Twist of Faith, director Kirby Dick's documentary about the sexual abuse of teenagers by an Ohio priest, made me think about what makes movies so compelling. Like most people, I adore big ol' Hollywood blockbusters, because they indulge the audience in a fantasy where goodness defeats evil. And not just defeats it, but really humiliates it and makes it say it's sorry and that from now on, it won't be evil so much as vaguely malign or perhaps dead.

Of course, that's also what's wrong with Hollywood blockbusters (and Hollywood lacklusters as well, for that matter): They're too clear-cut and simplistic. In the real world, things are never so black and white. Like, I bet Goebbels was exactly the guy to go to for a big hug, and that Stalin never failed to call his mom on her birthday.

Or maybe there really is evil in the world. Twist of Faith takes a look at what can happen when evil is not only allowed to run unchecked, but is actually given an expense account and the best lawyers money can buy.

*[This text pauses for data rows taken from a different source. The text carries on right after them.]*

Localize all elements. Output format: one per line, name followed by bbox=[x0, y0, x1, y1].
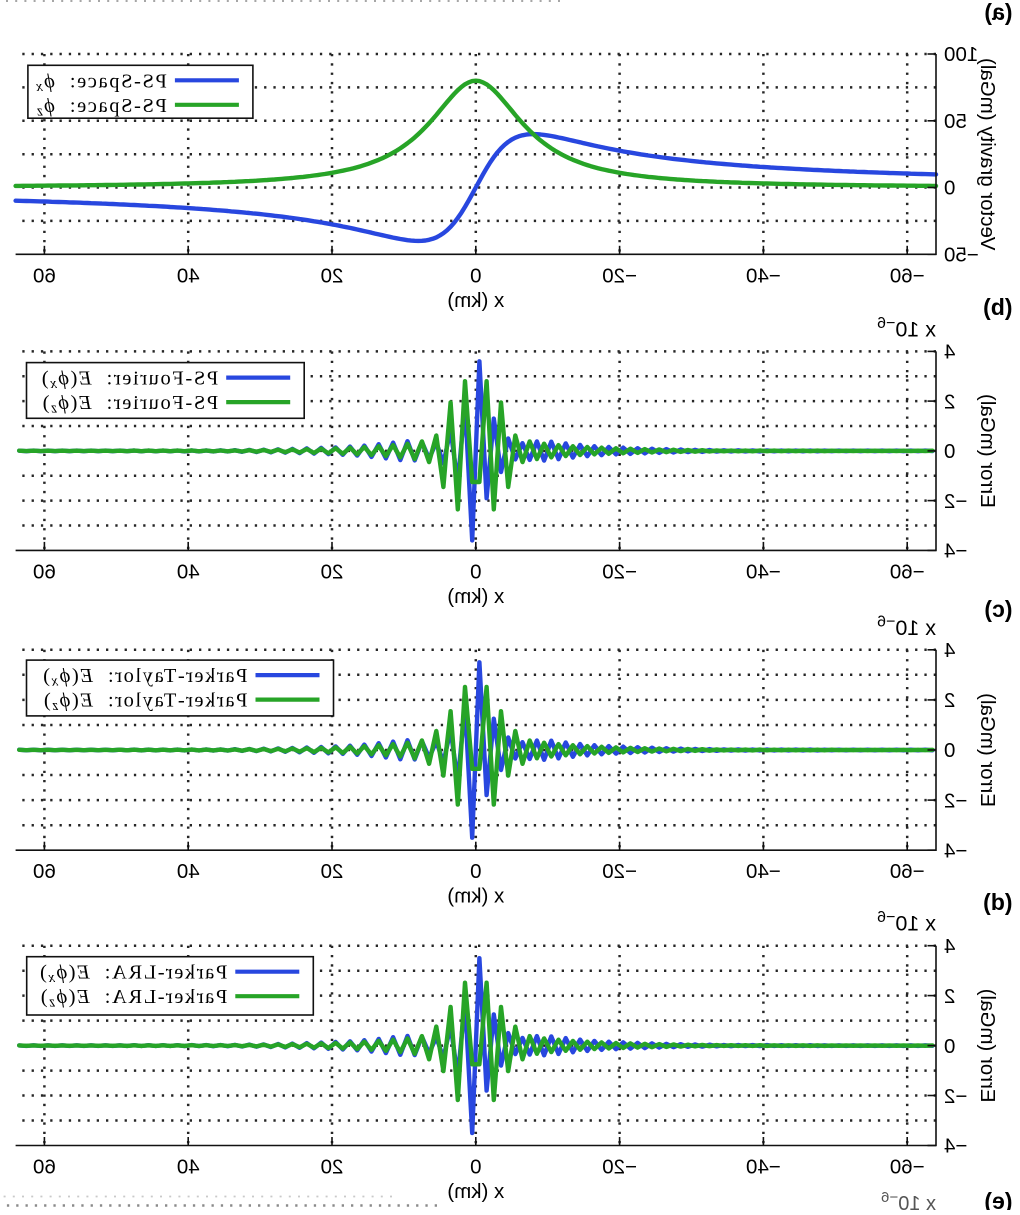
svg-text:60: 60 bbox=[33, 1156, 56, 1179]
svg-text:−4: −4 bbox=[944, 839, 967, 862]
svg-text:2: 2 bbox=[944, 689, 955, 712]
svg-text:Error (mGal): Error (mGal) bbox=[976, 693, 999, 807]
svg-text:40: 40 bbox=[177, 860, 200, 883]
svg-text:−20: −20 bbox=[602, 560, 637, 583]
svg-text:0: 0 bbox=[944, 1035, 955, 1058]
svg-text:Parker-Taylor: E(ϕx​): Parker-Taylor: E(ϕx​) bbox=[42, 665, 248, 690]
svg-text:x (km): x (km) bbox=[447, 289, 504, 312]
svg-text:20: 20 bbox=[321, 264, 344, 287]
svg-text:Error (mGal): Error (mGal) bbox=[976, 989, 999, 1103]
svg-text:50: 50 bbox=[944, 110, 967, 133]
svg-text:−4: −4 bbox=[944, 1135, 967, 1158]
svg-text:60: 60 bbox=[33, 560, 56, 583]
svg-text:−4: −4 bbox=[944, 540, 967, 563]
svg-text:x (km): x (km) bbox=[447, 1180, 504, 1203]
svg-text:20: 20 bbox=[321, 1156, 344, 1179]
svg-text:PS-Fourier: E(ϕz​): PS-Fourier: E(ϕz​) bbox=[41, 392, 218, 417]
svg-text:0: 0 bbox=[470, 860, 481, 883]
svg-text:PS-Fourier: E(ϕx​): PS-Fourier: E(ϕx​) bbox=[40, 368, 218, 393]
svg-text:0: 0 bbox=[470, 264, 481, 287]
svg-text:Parker-Taylor: E(ϕz​): Parker-Taylor: E(ϕz​) bbox=[42, 690, 247, 715]
svg-text:(c): (c) bbox=[984, 596, 1012, 622]
svg-text:x 10−6: x 10−6 bbox=[877, 613, 936, 640]
svg-text:40: 40 bbox=[177, 264, 200, 287]
svg-text:20: 20 bbox=[321, 860, 344, 883]
svg-text:−20: −20 bbox=[602, 1156, 637, 1179]
svg-text:0: 0 bbox=[470, 560, 481, 583]
svg-text:−40: −40 bbox=[746, 860, 781, 883]
svg-text:−2: −2 bbox=[944, 789, 967, 812]
svg-text:2: 2 bbox=[944, 390, 955, 413]
svg-text:0: 0 bbox=[944, 440, 955, 463]
svg-text:−60: −60 bbox=[890, 264, 925, 287]
svg-text:2: 2 bbox=[944, 985, 955, 1008]
svg-text:−20: −20 bbox=[602, 264, 637, 287]
svg-text:−60: −60 bbox=[890, 860, 925, 883]
svg-text:−60: −60 bbox=[890, 1156, 925, 1179]
svg-text:x (km): x (km) bbox=[447, 885, 504, 908]
svg-text:−2: −2 bbox=[944, 1085, 967, 1108]
svg-text:Parker-LRA: E(ϕx​): Parker-LRA: E(ϕx​) bbox=[38, 962, 227, 987]
svg-text:20: 20 bbox=[321, 560, 344, 583]
svg-text:(a): (a) bbox=[984, 0, 1012, 25]
svg-text:PS-Space: ϕz​: PS-Space: ϕz​ bbox=[35, 95, 167, 120]
svg-text:(d): (d) bbox=[983, 889, 1012, 915]
svg-text:−60: −60 bbox=[890, 560, 925, 583]
svg-text:40: 40 bbox=[177, 560, 200, 583]
svg-text:Error (mGal): Error (mGal) bbox=[976, 394, 999, 508]
svg-text:−2: −2 bbox=[944, 490, 967, 513]
svg-text:−40: −40 bbox=[746, 560, 781, 583]
svg-text:Parker-LRA: E(ϕz​): Parker-LRA: E(ϕz​) bbox=[39, 986, 227, 1011]
svg-text:60: 60 bbox=[33, 860, 56, 883]
svg-text:−20: −20 bbox=[602, 860, 637, 883]
svg-text:40: 40 bbox=[177, 1156, 200, 1179]
svg-text:(b): (b) bbox=[983, 294, 1012, 320]
svg-text:−40: −40 bbox=[746, 1156, 781, 1179]
svg-text:4: 4 bbox=[944, 341, 955, 364]
svg-text:x (km): x (km) bbox=[447, 585, 504, 608]
svg-text:100: 100 bbox=[944, 43, 978, 66]
svg-text:PS-Space: ϕx​: PS-Space: ϕx​ bbox=[35, 70, 167, 95]
svg-text:−50: −50 bbox=[944, 244, 979, 267]
svg-text:60: 60 bbox=[33, 264, 56, 287]
svg-text:0: 0 bbox=[470, 1156, 481, 1179]
svg-text:Vector gravity (mGal): Vector gravity (mGal) bbox=[976, 58, 999, 251]
svg-text:−40: −40 bbox=[746, 264, 781, 287]
svg-text:(e): (e) bbox=[984, 1188, 1012, 1210]
svg-text:4: 4 bbox=[944, 935, 955, 958]
svg-text:0: 0 bbox=[944, 177, 955, 200]
svg-text:0: 0 bbox=[944, 739, 955, 762]
svg-text:4: 4 bbox=[944, 639, 955, 662]
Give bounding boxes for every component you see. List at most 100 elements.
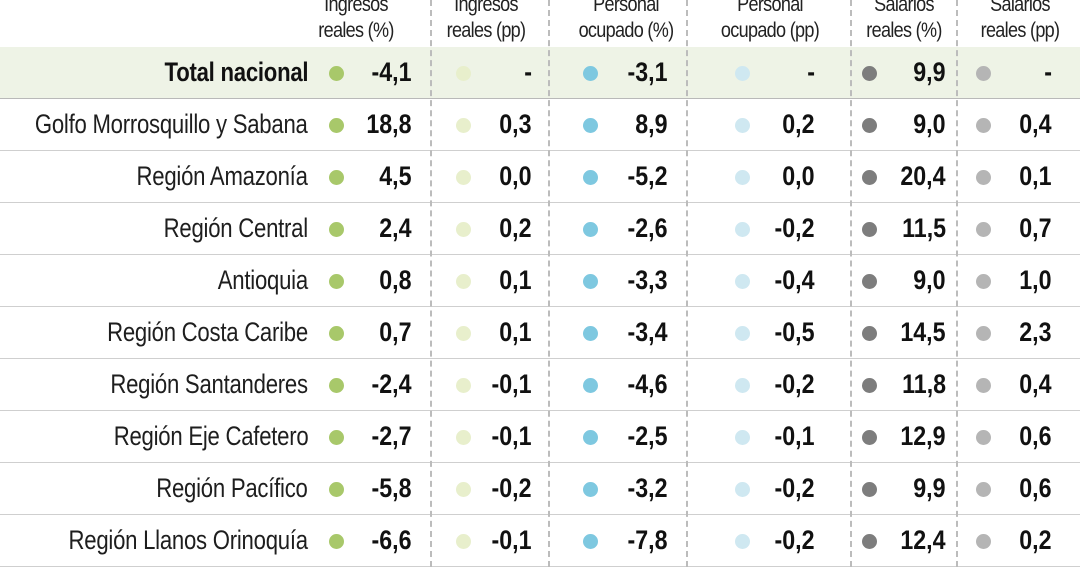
cell-value: 0,3 [499, 109, 532, 139]
column-divider [956, 0, 958, 567]
column-header-line1: Personal [737, 0, 803, 16]
table-row: Región Central 2,4 0,2 -2,6 -0,2 11,5 0,7 [0, 203, 1080, 255]
bullet-dot-icon [976, 66, 991, 81]
column-header-line1: Salarios [990, 0, 1050, 16]
bullet-dot-icon [976, 482, 991, 497]
cell-value: 1,0 [1019, 265, 1052, 295]
bullet-dot-icon [329, 326, 344, 341]
table-row: Antioquia 0,8 0,1 -3,3 -0,4 9,0 1,0 [0, 255, 1080, 307]
bullet-dot-icon [735, 326, 750, 341]
row-label: Región Costa Caribe [107, 317, 308, 347]
column-header-line1: Salarios [874, 0, 934, 16]
bullet-dot-icon [456, 170, 471, 185]
column-header: Salarios reales (%) [835, 0, 973, 46]
cell-value: -3,1 [627, 57, 668, 87]
bullet-dot-icon [735, 66, 750, 81]
cell-value: 0,6 [1019, 421, 1052, 451]
bullet-dot-icon [456, 534, 471, 549]
bullet-dot-icon [583, 118, 598, 133]
bullet-dot-icon [583, 482, 598, 497]
cell-value: -0,2 [774, 369, 815, 399]
bullet-dot-icon [862, 66, 877, 81]
bullet-dot-icon [329, 170, 344, 185]
bullet-dot-icon [583, 222, 598, 237]
row-label: Región Central [163, 213, 308, 243]
bullet-dot-icon [583, 326, 598, 341]
row-label: Región Llanos Orinoquía [68, 525, 309, 555]
cell-value: 9,0 [913, 109, 946, 139]
cell-value: 0,2 [499, 213, 532, 243]
cell-value: -0,1 [774, 421, 815, 451]
cell-value: - [524, 57, 532, 87]
bullet-dot-icon [976, 430, 991, 445]
table-row: Región Costa Caribe 0,7 0,1 -3,4 -0,5 14,5 2,3 [0, 307, 1080, 359]
bullet-dot-icon [583, 430, 598, 445]
row-label: Antioquia [217, 265, 308, 295]
cell-value: -0,1 [491, 421, 532, 451]
cell-value: -0,1 [491, 369, 532, 399]
cell-value: 12,4 [900, 525, 946, 555]
bullet-dot-icon [329, 430, 344, 445]
column-header: Ingresos reales (pp) [417, 0, 555, 46]
bullet-dot-icon [976, 274, 991, 289]
bullet-dot-icon [976, 378, 991, 393]
column-header-line2: reales (pp) [446, 19, 526, 42]
cell-value: 0,8 [379, 265, 412, 295]
cell-value: -3,4 [627, 317, 668, 347]
cell-value: -2,6 [627, 213, 668, 243]
table-row: Región Santanderes -2,4 -0,1 -4,6 -0,2 11,8 0,… [0, 359, 1080, 411]
column-header-line2: ocupado (pp) [720, 19, 820, 42]
cell-value: -7,8 [627, 525, 668, 555]
cell-value: -0,2 [774, 525, 815, 555]
cell-value: -4,1 [371, 57, 412, 87]
bullet-dot-icon [329, 534, 344, 549]
bullet-dot-icon [735, 430, 750, 445]
bullet-dot-icon [456, 482, 471, 497]
bullet-dot-icon [735, 534, 750, 549]
cell-value: 0,4 [1019, 109, 1052, 139]
bullet-dot-icon [456, 378, 471, 393]
row-label: Región Pacífico [156, 473, 309, 503]
cell-value: - [1044, 57, 1052, 87]
bullet-dot-icon [329, 66, 344, 81]
bullet-dot-icon [862, 118, 877, 133]
bullet-dot-icon [583, 534, 598, 549]
cell-value: 0,1 [1019, 161, 1052, 191]
bullet-dot-icon [583, 66, 598, 81]
column-header-line1: Personal [593, 0, 659, 16]
column-header: Personal ocupado (%) [557, 0, 695, 46]
cell-value: -0,5 [774, 317, 815, 347]
bullet-dot-icon [976, 534, 991, 549]
column-divider [686, 0, 688, 567]
cell-value: 9,9 [913, 57, 946, 87]
bullet-dot-icon [862, 534, 877, 549]
cell-value: 12,9 [900, 421, 946, 451]
column-header: Ingresos reales (%) [287, 0, 425, 46]
cell-value: 0,7 [379, 317, 412, 347]
column-header-line2: reales (%) [866, 19, 942, 42]
table-row: Región Eje Cafetero -2,7 -0,1 -2,5 -0,1 12,9 0… [0, 411, 1080, 463]
cell-value: 9,9 [913, 473, 946, 503]
cell-value: 20,4 [900, 161, 946, 191]
table-header: Ingresos reales (%) Ingresos reales (pp) Per… [0, 0, 1080, 46]
bullet-dot-icon [862, 170, 877, 185]
cell-value: -2,5 [627, 421, 668, 451]
cell-value: -0,1 [491, 525, 532, 555]
bullet-dot-icon [976, 118, 991, 133]
cell-value: -2,4 [371, 369, 412, 399]
cell-value: 11,8 [902, 369, 946, 399]
cell-value: -3,3 [627, 265, 668, 295]
row-label: Total nacional [164, 57, 308, 87]
bullet-dot-icon [735, 170, 750, 185]
bullet-dot-icon [976, 170, 991, 185]
bullet-dot-icon [456, 118, 471, 133]
column-header-line1: Ingresos [454, 0, 518, 16]
bullet-dot-icon [329, 222, 344, 237]
bullet-dot-icon [862, 482, 877, 497]
cell-value: -0,2 [774, 213, 815, 243]
cell-value: -4,6 [627, 369, 668, 399]
cell-value: 0,4 [1019, 369, 1052, 399]
row-label: Región Amazonía [136, 161, 308, 191]
cell-value: 0,2 [1019, 525, 1052, 555]
column-header: Personal ocupado (pp) [701, 0, 839, 46]
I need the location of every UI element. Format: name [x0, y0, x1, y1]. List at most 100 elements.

Dick begins his film with the videotaped deposition of former priest Dennis Gray, who, on top of presenting God's sacraments, presented his penis into the mouths of a number of teenagers who had been placed under his loving care. The focus of the film then shifts to Tony Comes, a 34-year-old firefighter, husband and father who is trying to deal with finding out that Gray has moved into his neighborhood, which wouldn't be such a big deal if Gray hadn't made a habit of repeatedly raping Comes 20 years earlier.